The book maintains that the building of a strong core is essential for happiness: that the spiritual foundation is as central to our emotional health as a physical therapist would claim is the spine, surrounding muscles and central nervous system to our physical wellness. It goes on to offer solutions which deal with a variety of states of being which cause stress, dissatisfaction and unhappiness such as loosing control and anger, and cites amongst others the philosophy of Albert Schweitzer as its ethos, ‘’In the hopes of reaching the moon men fail to see the flowers at their feet.”
When questioned how the book helps employees in their daily quest for happiness, the author’s response was forthright —by relinquishing control; employees need to delegate to release the need for control. By trying to resolve those things that we have no control over we become angry, frustrated and overwhelmed. In the same way she rationalised that the search for perfection is futile. Workers and management should set small, realistic goals and action plans to get there.

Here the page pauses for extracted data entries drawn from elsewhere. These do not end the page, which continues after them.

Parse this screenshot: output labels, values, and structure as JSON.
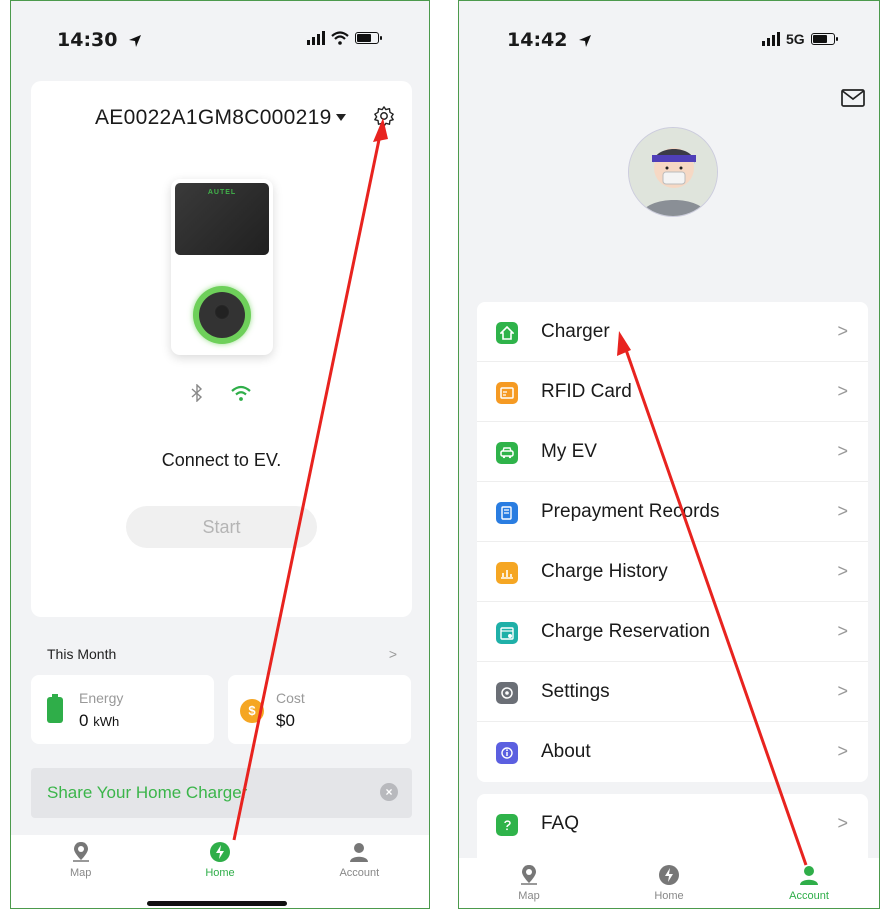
{
  "left": {
    "status": {
      "time": "14:30"
    },
    "charger_id": "AE0022A1GM8C000219",
    "brand": "AUTEL",
    "connection_status": "Connect to EV.",
    "start_label": "Start",
    "month_label": "This Month",
    "energy": {
      "label": "Energy",
      "value": "0",
      "unit": "kWh"
    },
    "cost": {
      "label": "Cost",
      "value": "$0",
      "symbol": "$"
    },
    "share_label": "Share Your Home Charger",
    "tabs": [
      {
        "label": "Map"
      },
      {
        "label": "Home"
      },
      {
        "label": "Account"
      }
    ]
  },
  "right": {
    "status": {
      "time": "14:42",
      "network": "5G"
    },
    "menu": [
      {
        "label": "Charger",
        "icon": "home-icon",
        "color": "#2fb34a"
      },
      {
        "label": "RFID Card",
        "icon": "card-icon",
        "color": "#f59a23"
      },
      {
        "label": "My EV",
        "icon": "car-icon",
        "color": "#2fb34a"
      },
      {
        "label": "Prepayment Records",
        "icon": "receipt-icon",
        "color": "#2a7de1"
      },
      {
        "label": "Charge History",
        "icon": "bar-chart-icon",
        "color": "#f5a623"
      },
      {
        "label": "Charge Reservation",
        "icon": "calendar-icon",
        "color": "#1fb0a8"
      },
      {
        "label": "Settings",
        "icon": "gear-icon",
        "color": "#6b6f76"
      },
      {
        "label": "About",
        "icon": "info-icon",
        "color": "#5b5fe0"
      }
    ],
    "faq_label": "FAQ",
    "chevron": ">",
    "tabs": [
      {
        "label": "Map"
      },
      {
        "label": "Home"
      },
      {
        "label": "Account"
      }
    ]
  },
  "colors": {
    "accent_green": "#2fae49",
    "arrow_red": "#e8231f"
  }
}
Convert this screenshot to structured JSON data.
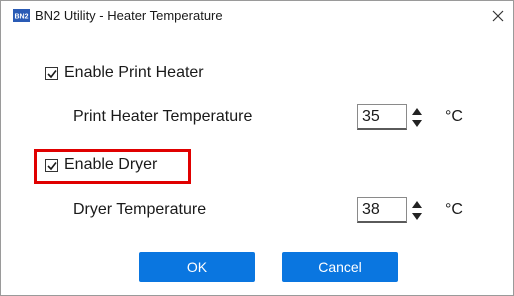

Lang advised that workers should consider their career and whether it was right for them. Typically they are happier and more creative if immersed in a career rather than employed in a mere ‘job’. To probe further she suggested questioning, ‘’Are you passionate? ‘’Another strong recommendation was to make time for the family which is far away from the distractions of technology. As for HR she asserted that they should offer both on-site wellness programmes and coaching to show that the company cares—back to that most fundamental belief that contentment breeds productivity.
From the Humanistic school of psychological thought, Lang promotes self-awareness and the power of internal change. Since these principles are universal this compact resource is valuable for anyone: the average employee seeking to shoo away those Monday-morning blues through to the enlightened HR Director planning morale-boosting policies to enhance company performance.
Lang is a Positive Living Expert and Psychotherapist and a nationally recognised speaker, author, educator, therapist and media expert. In addition to holding multiple counselling positions, she is also an adjunct professor at Montclair State University. She has spoken at many companies and universities including Bayer and JP Morgan and is becoming well known for her vibrant, inspiring and action provoking workshops and wellness programmes for employees of small and large companies.